IL CORAGGIO DELLA NOSTALGIA  

«Come un vento misterioso che non sa da dove viene ed è inutile cercare, un vento dentro. Al cinema, quel pomeriggio d’agosto, erano in cinque. Cinque persone sole, sedute in poltrone lontane. Tre donne, due uomini. Il film è cominciato ed è stato subito chiaro che era fatto di vento. Impalpabile, raffiche di sentimenti, scaglie di ricordi in mulinello. Una vita, la storia di una donna raccontata da sua figlia. Una storia ritrovata con coraggio e con fatica, cercata dove era stata nascosta. L’agio di una vita altoborghese, gli abiti di pizzo dei bambini e le scarpette bianche, l’autorità sorda del potere e del denaro. L’amore, forse. L’inquietudine, certo. Certe piccolissime sbavature nel quadro della perfezione. La condanna e la vergogna. La prigione, la fine.

 

Capita a tante donne di sentirsi inadeguate di fronte ai figli che nascono, alle aspettative che premono, bussano come intrusi alla porta e non c’è verso di starli a sentire. Capita a molte di avere bisogno di aiuto, di aver paura di non farcela. Di non avere più voglia di niente se non di tornare indietro, ma indietro non si può. Liseli Hoepli aveva 33 anni quando si è uccisa, nessuno della sua ricca e austera famiglia milanese l’ha ascoltata quando chiedeva, dalla clinica dove l’avevano chiusa, portatemi via da qui, vi prego, ho bisogno di voi. Semplicemente: l’hanno murata viva oltre confine, vergognandosene. Era bellissima, bellissima. Era un po’ confusa, prima, un po’ triste. Poi s’è ammalata della sua tristezza, invece che con l’abbraccio l’hanno curata col confino. Le hanno tolto i figli, era matta e doveva stare coi matti, non coi bambini.
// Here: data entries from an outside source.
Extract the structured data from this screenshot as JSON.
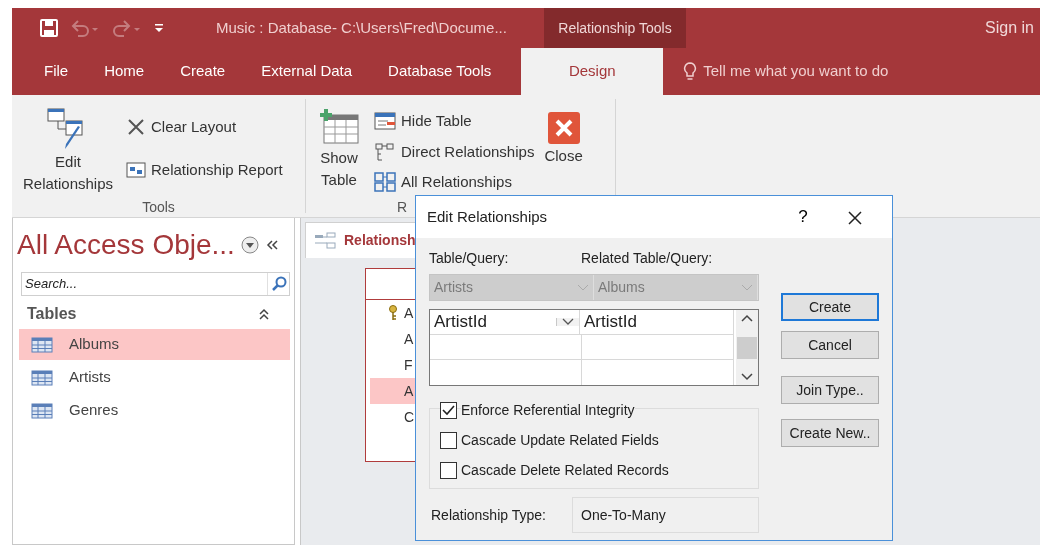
{
  "window": {
    "title": "Music : Database- C:\\Users\\Fred\\Docume...",
    "context_label": "Relationship Tools",
    "sign_in": "Sign in"
  },
  "quick_access": [
    {
      "kind": "save",
      "disabled": false
    },
    {
      "kind": "undo",
      "disabled": true
    },
    {
      "kind": "redo",
      "disabled": true
    },
    {
      "kind": "customize",
      "disabled": false
    }
  ],
  "tabs": [
    {
      "label": "File",
      "selected": false
    },
    {
      "label": "Home",
      "selected": false
    },
    {
      "label": "Create",
      "selected": false
    },
    {
      "label": "External Data",
      "selected": false
    },
    {
      "label": "Database Tools",
      "selected": false
    },
    {
      "label": "Design",
      "selected": true
    }
  ],
  "tell_me": {
    "placeholder": "Tell me what you want to do"
  },
  "ribbon": {
    "groups": [
      {
        "label": "Tools",
        "items": [
          {
            "kind": "large",
            "label": "Edit Relationships"
          },
          {
            "kind": "stack",
            "commands": [
              {
                "label": "Clear Layout"
              },
              {
                "label": "Relationship Report"
              }
            ]
          }
        ]
      },
      {
        "label": "R",
        "items": [
          {
            "kind": "large",
            "label": "Show Table"
          },
          {
            "kind": "stack",
            "commands": [
              {
                "label": "Hide Table"
              },
              {
                "label": "Direct Relationships"
              },
              {
                "label": "All Relationships"
              }
            ]
          },
          {
            "kind": "large",
            "label": "Close"
          }
        ]
      }
    ]
  },
  "nav": {
    "title": "All Access Obje...",
    "search": {
      "placeholder": "Search..."
    },
    "section": "Tables",
    "items": [
      {
        "label": "Albums",
        "selected": true
      },
      {
        "label": "Artists",
        "selected": false
      },
      {
        "label": "Genres",
        "selected": false
      }
    ]
  },
  "document": {
    "tab": "Relationsh",
    "table_fields": [
      {
        "text": "A",
        "key": true,
        "selected": false
      },
      {
        "text": "A",
        "key": false,
        "selected": false
      },
      {
        "text": "F",
        "key": false,
        "selected": false
      },
      {
        "text": "A",
        "key": false,
        "selected": true
      },
      {
        "text": "C",
        "key": false,
        "selected": false
      }
    ]
  },
  "dialog": {
    "title": "Edit Relationships",
    "help": "?",
    "table_label": "Table/Query:",
    "related_label": "Related Table/Query:",
    "table": "Artists",
    "related_table": "Albums",
    "combos_disabled": true,
    "rows": [
      {
        "kind": "filled",
        "left": "ArtistId",
        "right": "ArtistId"
      },
      {
        "kind": "blank"
      },
      {
        "kind": "blank"
      }
    ],
    "options": [
      {
        "label": "Enforce Referential Integrity",
        "checked": true
      },
      {
        "label": "Cascade Update Related Fields",
        "checked": false
      },
      {
        "label": "Cascade Delete Related Records",
        "checked": false
      }
    ],
    "type_label": "Relationship Type:",
    "type_value": "One-To-Many",
    "buttons": [
      {
        "label": "Create",
        "default": true
      },
      {
        "label": "Cancel",
        "default": false
      },
      {
        "label": "Join Type..",
        "default": false
      },
      {
        "label": "Create New..",
        "default": false
      }
    ]
  }
}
Ha implorato, ha invocato. I suoi hanno pagato la costosa retta senza rispondere a quel semplice richiamo. Ai bambini l’hanno tenuta nascosta come un disonore.

 

Quando sua figlia Alina ha avuto il coraggio – certo, sì, è sempre una questione di coraggio: andare a vedere o non farlo, ascoltare o no, dire o tacere – l’ha cercata, e l’ha trovata chiusa negli armadi del nonno dentro i filmini di famiglia segnati dalla lettera L: Liseli. Il suo film si chiama Un’ora sola ti vorrei, come quella canzone: io che non so scordarti mai. È di qualche anno fa e ha già vinto molti premi, ma nelle sale – in poche – è uscito adesso. Bisogna vederlo perché non si può raccontare: le parole sono tutte di Liseli, la madre, erano nei suoi diari. C’è la più bella dichiarazione di una donna a un uomo (vedi il post del 6 agosto). C’è la storia di un secolo, di una città, di una famiglia. C’è la felicità quando era ancora possibile, e la speranza che torni. La compostezza della buona educazione, il tormento che non conosce differenze sociali. Un padre, un marito. Ci sono gli uomini, sempre lontano. E quella bambina, aveva appena cominciato a scrivere le prime cartoline: cara mamma. Alina Marazzi ora ha quarant’anni – l’età dei bilanci, dei confini. Dice che ha fatto un film sulla nostalgia. “Non solo nostalgia per una mamma che non c’è e non c’è mai stata, ma anche per tutto quello che è stato e che non tornerà, per quello da cui veniamo e al quale ci sentiamo più o meno consapevolmente legati. La nostalgia come sentimento necessario per il superamento di una perdita. La nostalgia come condizione essenziale per vivere”».